The Future of Nutrition Interventions in Medicaid
Top Things to Know
Nutrition should be treated as core clinical care, not a peripheral social service.
Medicaid FIM programs are evidence‑based and can deliver meaningful reductions in utilization and costs.
FIM and SNAP serve complementary, not competing, roles where FIM addresses individualized clinical nutrition needs, and SNAP addresses population-level nutrition security.
Summary of Conclusion/Findings
This viewpoint article argues that Medicaid should continue to support and expand Food Is Medicine (FIM) interventions because nutrition is a biological determinant of health, not merely a social factor.

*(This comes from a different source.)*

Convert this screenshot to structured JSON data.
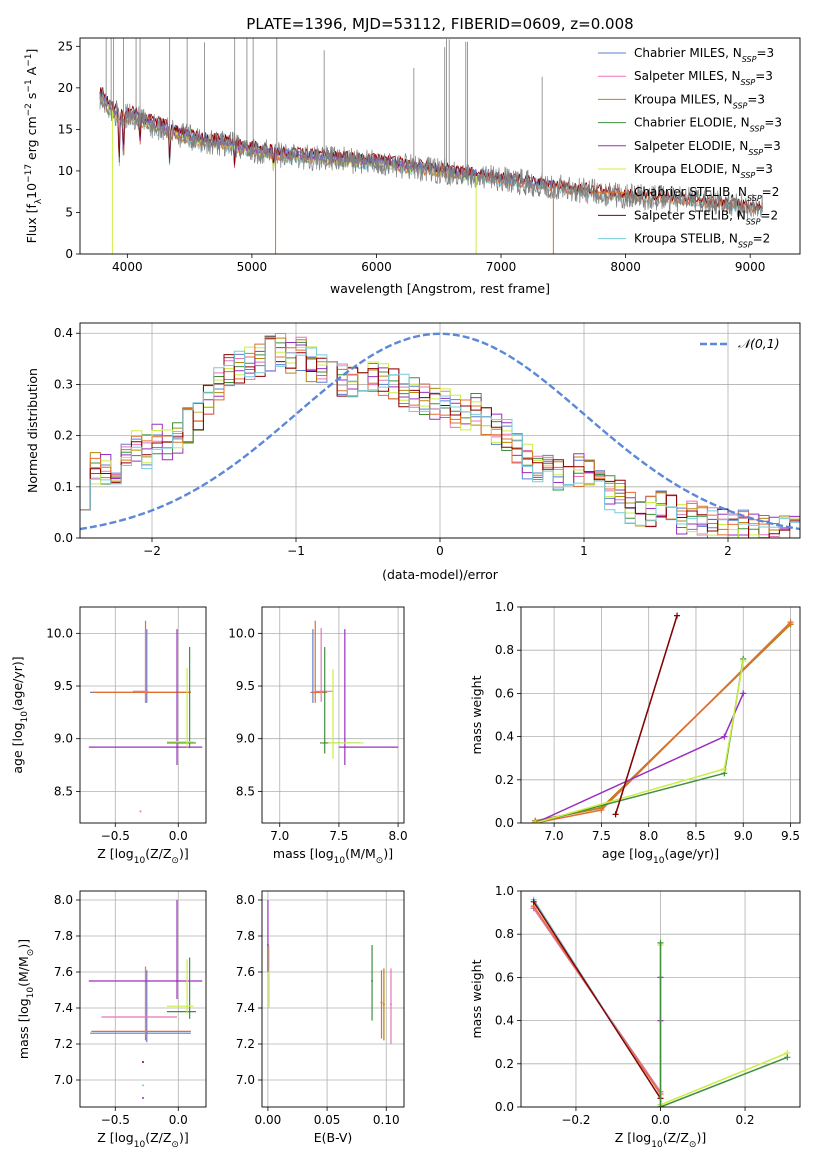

Recent evaluations of Medicaid Section 1115 Demonstration Waivers in Massachusetts and North Carolina involving more than 30,000 beneficiaries have shown that FIM programs can reduce emergency department visits, hospitalizations, and health care spending. Despite these benefits, the authors warn that FIM expansion is threatened by recent CMS rescission of supportive guidance for social‑needs interventions and by upcoming Medicaid budget cuts that have already prompted states like Massachusetts to restrict eligibility. The authors emphasize that Medicaid‑funded FIM programs should complement (not replace) federal nutrition programs like SNAP, since they serve different purposes and are financed through separate mechanisms. Ultimately, they argue that even with fiscal pressures, smaller‑scale or targeted FIM programs can still yield substantial clinical and research value within Medicaid’s mission.